# permanent residency application 26b spouse time period



## FASHYMAN (Nov 22, 2016)

hi guys

i submitted my PRP application yesterday of 200 pages on 21/11/16 at vfs capetown, what are the time scales these days, they do say 8 to 10 months, do they still have backlog at DHA Pretoria ?
any idea these days

thanks in advance


----------



## romrom (Oct 12, 2016)

FASHYMAN said:


> hi guys
> 
> i submitted my PRP application yesterday of 200 pages on 21/11/16 at vfs capetown, what are the time scales these days, they do say 8 to 10 months, do they still have backlog at DHA Pretoria ?
> any idea these days
> ...


Personally 14 months and still waiting


----------



## FASHYMAN (Nov 22, 2016)

*ur diff stages*

what are the messages u recieved throught the process uptil now 

what r the stages u passed already

does ur case officer contacted u for further documents of any info

did they check with the references


----------



## romrom (Oct 12, 2016)

FASHYMAN said:


> what are the messages u recieved throught the process uptil now
> 
> what r the stages u passed already
> 
> ...


Only one email when i submitted
not sure about all the stages
no one contacted me for further docs as yet
not sure


----------



## mjh (Oct 24, 2016)

18 Months and waiting here.

I've been contacting the DHA and finally heard I'm at stage 1 of 9. So basically nothing happened in 18 months.

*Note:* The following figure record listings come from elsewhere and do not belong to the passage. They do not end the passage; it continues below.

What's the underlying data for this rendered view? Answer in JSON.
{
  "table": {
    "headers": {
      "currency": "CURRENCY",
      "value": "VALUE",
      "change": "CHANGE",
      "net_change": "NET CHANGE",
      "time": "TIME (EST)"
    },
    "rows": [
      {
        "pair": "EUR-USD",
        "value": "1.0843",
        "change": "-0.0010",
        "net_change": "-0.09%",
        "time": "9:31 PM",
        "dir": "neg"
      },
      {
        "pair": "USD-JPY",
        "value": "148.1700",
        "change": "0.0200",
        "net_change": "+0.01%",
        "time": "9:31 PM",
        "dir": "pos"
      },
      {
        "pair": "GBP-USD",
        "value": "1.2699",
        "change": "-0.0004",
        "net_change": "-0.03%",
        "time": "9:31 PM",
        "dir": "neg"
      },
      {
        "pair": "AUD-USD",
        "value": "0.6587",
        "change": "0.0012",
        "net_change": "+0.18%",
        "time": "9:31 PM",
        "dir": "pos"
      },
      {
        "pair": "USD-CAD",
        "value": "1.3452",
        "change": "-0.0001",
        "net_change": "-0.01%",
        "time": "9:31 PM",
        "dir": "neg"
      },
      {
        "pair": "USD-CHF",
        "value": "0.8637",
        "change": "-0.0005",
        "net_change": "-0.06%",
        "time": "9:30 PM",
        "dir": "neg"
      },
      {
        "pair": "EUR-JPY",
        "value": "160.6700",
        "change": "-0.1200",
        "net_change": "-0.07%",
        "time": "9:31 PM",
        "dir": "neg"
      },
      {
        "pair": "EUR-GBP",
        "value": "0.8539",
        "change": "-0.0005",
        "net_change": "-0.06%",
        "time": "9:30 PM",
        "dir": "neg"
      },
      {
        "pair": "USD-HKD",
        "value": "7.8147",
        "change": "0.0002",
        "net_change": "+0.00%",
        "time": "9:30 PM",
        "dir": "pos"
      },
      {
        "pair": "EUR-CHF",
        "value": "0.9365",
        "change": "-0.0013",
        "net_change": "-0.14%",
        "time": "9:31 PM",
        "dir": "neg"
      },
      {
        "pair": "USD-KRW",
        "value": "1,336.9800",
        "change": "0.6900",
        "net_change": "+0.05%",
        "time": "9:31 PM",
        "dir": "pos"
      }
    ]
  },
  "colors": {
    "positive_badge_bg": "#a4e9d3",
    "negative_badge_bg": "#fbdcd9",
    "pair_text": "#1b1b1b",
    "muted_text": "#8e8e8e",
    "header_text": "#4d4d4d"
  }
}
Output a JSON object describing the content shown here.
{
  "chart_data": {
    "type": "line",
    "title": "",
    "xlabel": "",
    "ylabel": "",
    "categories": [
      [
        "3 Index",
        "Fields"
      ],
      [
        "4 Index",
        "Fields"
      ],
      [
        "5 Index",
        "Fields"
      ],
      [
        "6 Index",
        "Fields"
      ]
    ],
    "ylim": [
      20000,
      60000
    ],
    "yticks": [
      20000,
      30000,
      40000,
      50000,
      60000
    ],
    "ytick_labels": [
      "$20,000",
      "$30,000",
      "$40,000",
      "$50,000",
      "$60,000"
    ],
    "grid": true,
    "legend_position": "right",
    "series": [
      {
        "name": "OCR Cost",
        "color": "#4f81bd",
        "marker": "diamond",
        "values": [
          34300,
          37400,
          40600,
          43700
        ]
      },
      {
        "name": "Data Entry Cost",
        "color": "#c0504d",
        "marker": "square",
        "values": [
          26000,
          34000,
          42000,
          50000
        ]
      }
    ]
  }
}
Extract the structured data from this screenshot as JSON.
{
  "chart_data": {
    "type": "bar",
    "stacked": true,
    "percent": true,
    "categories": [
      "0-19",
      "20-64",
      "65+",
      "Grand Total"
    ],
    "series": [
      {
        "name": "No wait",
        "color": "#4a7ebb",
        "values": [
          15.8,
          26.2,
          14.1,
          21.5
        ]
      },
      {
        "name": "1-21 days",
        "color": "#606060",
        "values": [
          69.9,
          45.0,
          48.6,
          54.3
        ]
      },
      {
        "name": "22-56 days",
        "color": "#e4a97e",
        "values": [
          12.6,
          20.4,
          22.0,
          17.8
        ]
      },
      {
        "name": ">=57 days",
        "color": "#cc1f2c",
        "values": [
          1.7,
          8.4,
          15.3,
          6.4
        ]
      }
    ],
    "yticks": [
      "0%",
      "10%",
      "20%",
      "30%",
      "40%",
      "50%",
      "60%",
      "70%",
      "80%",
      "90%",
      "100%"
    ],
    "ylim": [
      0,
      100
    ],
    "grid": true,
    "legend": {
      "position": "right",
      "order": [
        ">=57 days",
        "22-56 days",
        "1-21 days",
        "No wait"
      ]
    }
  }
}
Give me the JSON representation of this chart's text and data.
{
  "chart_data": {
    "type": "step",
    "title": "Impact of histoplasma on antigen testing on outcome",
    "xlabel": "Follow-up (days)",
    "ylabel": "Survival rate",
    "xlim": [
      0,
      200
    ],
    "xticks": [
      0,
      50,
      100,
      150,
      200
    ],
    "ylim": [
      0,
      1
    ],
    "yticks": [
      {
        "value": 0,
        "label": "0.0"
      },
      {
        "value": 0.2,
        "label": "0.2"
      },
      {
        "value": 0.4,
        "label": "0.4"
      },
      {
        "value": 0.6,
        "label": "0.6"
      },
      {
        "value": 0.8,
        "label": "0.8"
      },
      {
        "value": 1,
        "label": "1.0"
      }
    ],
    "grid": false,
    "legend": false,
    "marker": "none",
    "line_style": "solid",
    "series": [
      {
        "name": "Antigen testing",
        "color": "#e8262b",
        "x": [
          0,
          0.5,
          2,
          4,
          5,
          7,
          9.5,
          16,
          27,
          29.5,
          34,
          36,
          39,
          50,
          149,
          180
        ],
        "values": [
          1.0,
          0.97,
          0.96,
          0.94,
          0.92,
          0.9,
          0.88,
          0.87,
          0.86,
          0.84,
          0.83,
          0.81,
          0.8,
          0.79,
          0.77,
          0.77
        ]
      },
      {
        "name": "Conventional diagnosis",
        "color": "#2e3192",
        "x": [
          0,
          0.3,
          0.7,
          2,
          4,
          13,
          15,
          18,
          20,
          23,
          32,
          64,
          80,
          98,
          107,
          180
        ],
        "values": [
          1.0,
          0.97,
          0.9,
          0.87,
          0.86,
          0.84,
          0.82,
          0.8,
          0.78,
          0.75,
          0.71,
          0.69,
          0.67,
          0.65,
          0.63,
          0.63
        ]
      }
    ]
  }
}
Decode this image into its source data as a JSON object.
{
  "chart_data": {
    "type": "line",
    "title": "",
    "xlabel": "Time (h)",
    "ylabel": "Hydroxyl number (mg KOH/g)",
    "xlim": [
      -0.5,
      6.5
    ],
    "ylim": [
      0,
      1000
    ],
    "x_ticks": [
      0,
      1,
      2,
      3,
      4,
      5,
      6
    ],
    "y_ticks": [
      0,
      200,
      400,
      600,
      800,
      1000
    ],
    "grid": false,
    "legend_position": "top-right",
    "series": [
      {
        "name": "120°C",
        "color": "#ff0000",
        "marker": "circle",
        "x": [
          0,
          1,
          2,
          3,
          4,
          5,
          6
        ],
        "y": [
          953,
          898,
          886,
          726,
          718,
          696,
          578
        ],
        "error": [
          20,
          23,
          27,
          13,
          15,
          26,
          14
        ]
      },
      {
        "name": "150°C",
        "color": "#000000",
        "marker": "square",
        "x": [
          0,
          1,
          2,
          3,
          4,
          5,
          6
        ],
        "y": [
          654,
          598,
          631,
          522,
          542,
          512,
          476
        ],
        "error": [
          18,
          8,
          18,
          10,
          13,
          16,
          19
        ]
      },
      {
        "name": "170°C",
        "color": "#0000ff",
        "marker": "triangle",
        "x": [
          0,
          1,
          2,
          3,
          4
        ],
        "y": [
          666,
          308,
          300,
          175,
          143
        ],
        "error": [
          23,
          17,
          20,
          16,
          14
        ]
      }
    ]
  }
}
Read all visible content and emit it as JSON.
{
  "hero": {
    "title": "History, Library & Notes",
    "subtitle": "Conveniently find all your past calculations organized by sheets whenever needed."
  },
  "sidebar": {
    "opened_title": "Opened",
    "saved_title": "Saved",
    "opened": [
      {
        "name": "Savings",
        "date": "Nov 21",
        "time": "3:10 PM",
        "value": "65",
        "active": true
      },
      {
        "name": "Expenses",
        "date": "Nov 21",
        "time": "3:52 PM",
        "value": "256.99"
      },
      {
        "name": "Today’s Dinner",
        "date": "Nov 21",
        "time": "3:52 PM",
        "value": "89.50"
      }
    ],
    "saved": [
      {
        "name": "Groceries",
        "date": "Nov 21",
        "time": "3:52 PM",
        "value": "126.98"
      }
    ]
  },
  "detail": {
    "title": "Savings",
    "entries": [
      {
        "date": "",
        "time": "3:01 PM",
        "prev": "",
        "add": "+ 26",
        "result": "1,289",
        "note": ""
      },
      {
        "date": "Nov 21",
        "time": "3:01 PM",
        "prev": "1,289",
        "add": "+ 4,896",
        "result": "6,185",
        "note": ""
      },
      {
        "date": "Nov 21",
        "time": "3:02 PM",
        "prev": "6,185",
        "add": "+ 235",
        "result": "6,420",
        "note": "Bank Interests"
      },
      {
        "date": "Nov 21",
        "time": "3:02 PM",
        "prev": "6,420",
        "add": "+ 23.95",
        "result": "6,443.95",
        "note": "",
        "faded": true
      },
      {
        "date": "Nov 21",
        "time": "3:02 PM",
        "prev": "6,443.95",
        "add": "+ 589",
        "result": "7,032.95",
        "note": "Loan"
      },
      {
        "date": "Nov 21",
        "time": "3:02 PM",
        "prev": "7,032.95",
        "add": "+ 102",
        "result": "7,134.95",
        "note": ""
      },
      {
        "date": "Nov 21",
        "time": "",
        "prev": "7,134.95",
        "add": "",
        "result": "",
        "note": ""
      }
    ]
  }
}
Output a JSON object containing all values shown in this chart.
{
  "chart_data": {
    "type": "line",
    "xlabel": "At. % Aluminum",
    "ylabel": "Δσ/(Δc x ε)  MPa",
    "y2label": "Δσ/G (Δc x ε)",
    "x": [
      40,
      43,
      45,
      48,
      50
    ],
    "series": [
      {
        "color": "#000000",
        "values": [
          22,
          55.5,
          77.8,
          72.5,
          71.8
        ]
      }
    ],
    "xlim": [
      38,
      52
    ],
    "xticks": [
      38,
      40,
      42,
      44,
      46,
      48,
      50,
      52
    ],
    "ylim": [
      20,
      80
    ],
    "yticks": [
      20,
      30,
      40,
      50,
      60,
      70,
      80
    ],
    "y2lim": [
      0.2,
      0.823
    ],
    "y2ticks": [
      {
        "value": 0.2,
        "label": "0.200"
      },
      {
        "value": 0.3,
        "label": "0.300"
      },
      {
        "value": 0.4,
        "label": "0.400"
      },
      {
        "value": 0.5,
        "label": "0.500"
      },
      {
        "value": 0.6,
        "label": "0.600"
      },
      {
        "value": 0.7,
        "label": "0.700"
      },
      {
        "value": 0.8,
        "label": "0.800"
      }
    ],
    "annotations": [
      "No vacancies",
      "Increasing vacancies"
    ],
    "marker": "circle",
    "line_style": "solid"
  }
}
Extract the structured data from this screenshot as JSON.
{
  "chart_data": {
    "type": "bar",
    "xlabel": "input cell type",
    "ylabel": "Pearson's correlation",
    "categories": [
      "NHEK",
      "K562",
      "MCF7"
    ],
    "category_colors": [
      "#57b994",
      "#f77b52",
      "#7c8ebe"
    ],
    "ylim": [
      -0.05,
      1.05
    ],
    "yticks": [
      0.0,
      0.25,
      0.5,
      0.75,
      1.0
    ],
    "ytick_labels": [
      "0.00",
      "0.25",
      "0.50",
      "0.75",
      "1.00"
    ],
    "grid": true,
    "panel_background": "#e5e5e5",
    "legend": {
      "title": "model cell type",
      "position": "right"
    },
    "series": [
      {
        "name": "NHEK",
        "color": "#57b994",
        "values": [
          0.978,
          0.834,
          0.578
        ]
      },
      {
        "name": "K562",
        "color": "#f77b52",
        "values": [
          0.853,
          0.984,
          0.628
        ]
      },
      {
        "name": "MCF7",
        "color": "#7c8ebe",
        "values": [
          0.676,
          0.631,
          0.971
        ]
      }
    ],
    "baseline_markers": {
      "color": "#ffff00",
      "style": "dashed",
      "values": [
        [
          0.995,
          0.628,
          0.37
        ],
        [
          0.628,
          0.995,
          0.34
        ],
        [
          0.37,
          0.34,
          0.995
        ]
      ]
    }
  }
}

I would suggest that people apply under critical skills if they can instead and you will be in for a shorter wait at the moment.

Also around 30% of applications under spousal relationship are denied as the marriage was a 'marriage of convenience' or fake documents so on the application on the basis of marriage is actually not as simple as it sounds as the marriages are under heavy scrutiny.


----------



## romrom (Oct 12, 2016)

mjh said:


> 18 Months and waiting here.
> 
> I've been contacting the DHA and finally heard I'm at stage 1 of 9. So basically nothing happened in 18 months.
> 
> ...


I so agree! I wish I applied under critical skills!!
DHA's agent maybe gave you the wrong info? it happened to me as well! 
Try call/email DHA again?


----------



## FASHYMAN (Nov 22, 2016)

my application already reached at dha in 3 days time, and i m getting all the messages 

is there a possibility to communicate with the dha officer of the application


----------



## jessjhb (Jul 10, 2014)

Applied 15 August 2014 got outcome 4 November 2016 its a pretty long wait


----------